Je
publierai juste si je tiens le coup, si mon expérience est vivable
et viable. Oui. Je m'engage envers moi-même à
écrire souvent. Et plus d'une fois par jour, si possible.
Ça fait un bon bout de temps que j'y réfléchis, que
je laisse cette idée me travailler par en-dedans... J'écrivais
un journal papier avant, périodiquement.
Mais
je sens déjà qu'entre cette sorte de journal-ci et le journal
papier, il y aura un monde. Je sais déjà que je n'écris
plus pour moi seule. Je pourrais faire semblant que j'écris
seulement pour moi mais cela serait faux et archi nul. Dans la vraie
vie, je ne suis pas le genre de femme à faire semblant.
On partira avec ça, O.K.?
Sauf
que ce que j'écris réfère quand même seulement
à mes pensées intimes : avant d'être partagées,
elles le sont.
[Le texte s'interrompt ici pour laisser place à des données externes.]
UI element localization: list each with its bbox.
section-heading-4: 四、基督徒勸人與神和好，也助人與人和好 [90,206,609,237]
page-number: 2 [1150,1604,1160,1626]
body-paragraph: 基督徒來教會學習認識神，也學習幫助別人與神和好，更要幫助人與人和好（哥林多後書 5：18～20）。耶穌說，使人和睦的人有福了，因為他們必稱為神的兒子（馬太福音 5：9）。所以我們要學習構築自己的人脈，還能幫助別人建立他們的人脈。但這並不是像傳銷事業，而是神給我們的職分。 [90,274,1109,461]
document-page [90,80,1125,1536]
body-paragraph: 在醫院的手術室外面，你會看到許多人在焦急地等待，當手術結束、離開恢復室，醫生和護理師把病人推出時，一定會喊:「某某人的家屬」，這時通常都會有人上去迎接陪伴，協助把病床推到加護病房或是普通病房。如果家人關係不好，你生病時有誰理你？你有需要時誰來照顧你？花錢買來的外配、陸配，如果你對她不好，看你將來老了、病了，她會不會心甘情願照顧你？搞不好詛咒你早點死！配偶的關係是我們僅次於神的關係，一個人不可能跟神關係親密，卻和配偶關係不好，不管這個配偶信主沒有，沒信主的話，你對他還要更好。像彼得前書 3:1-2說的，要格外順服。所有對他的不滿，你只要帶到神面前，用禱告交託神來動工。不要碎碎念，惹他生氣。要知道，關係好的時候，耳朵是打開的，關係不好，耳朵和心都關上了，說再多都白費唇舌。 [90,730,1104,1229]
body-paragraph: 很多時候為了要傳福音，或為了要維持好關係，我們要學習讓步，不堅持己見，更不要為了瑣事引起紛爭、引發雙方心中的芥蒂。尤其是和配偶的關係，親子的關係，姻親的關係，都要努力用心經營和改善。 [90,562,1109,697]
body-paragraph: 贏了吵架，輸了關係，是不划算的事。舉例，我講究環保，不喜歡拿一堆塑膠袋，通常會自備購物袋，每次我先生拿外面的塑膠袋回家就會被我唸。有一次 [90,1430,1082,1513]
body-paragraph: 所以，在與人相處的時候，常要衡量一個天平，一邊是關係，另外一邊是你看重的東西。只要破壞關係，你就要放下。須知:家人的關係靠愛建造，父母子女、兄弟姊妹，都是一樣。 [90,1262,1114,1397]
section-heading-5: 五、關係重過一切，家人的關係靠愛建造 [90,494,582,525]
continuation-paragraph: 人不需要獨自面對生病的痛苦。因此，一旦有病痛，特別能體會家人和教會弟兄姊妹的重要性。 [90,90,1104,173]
Et ce qui fait l'intime,
c'est probablement le va-et-vient entre les détails futiles et ce
qui surgit des profondeurs de soi. Je perçois l'intime comme
un constant apprivoisement de ce qui est à moi, « le mien
», plutôt que de ce qui est moi.
Je lis
des journaux sur internet depuis deux ou trois ans maintenant. Je
suis loin d'apprécier tout ce qui s'écrit là-dedans.
Par contre, j'ai un profond respect pour tous. Et les journaux que
j'aime m'ont probablement influencée et contaminée par le
désir de le faire aussi.
Mais
à ma façon. À découvrir. Je raffole
de l'hypertexte. Je pourrai m'en servir amplement. Y réfléchir.
Je crois que j'ai tout simplement envie de vivre une nouvelle expérience,
celle d'écrire pour que mon journal soit lu par des personnes comme
moi, qui lis celui des autres. Je veux traverser de l'autre côté
du miroir.
Parce
qu'un journal intime,
je vois ça un peu comme un miroir pour le Moi. Mais je pense
que c'est un miroir très dangereux, parce qu'il ne reflète
pas la réalité du moi. Il me renvoit plutôt une
image brisée en milliers de petits morceaux : je peux devenir plusieurs
facettes de la même personne.
Est-ce
à dire que je risque de me retrouver avec plusieurs Moi? Un
dédoublement de la personnalité? Méchante surprise.
Surtout si je me lève avec la gueule de bois. Ou une déprime.
J'assisterais à l'image de la multiplication des déprimes,
de quoi ne plus m'en remettre jamais.
Bref,
c'est pour ça que je sépare la question du Moi de celle du
Mien, de l'intime. J'explorerai donc seulement cette zone de l'intime
partageable : ce qui est mien et qui se donnerait volontiers.
J'aime l'idée que cet intime-là soit publiquement dévoilé.
Et qu'il le soit avec tout ce qu'il peut contenir d'ambiguïtés
: franchement.
Ne sommes
nous pas tous des êtres humains, des plus sublimes aux plus abjects?
Alors chacun doit avoir sa place. Je me souhaite que le désir
d'authenticité soit accru voire même démultiplié
en raison de la présence de lecteurs. Gros contrat?
« Je sais. Je sais. » : Jean Gabin dixit.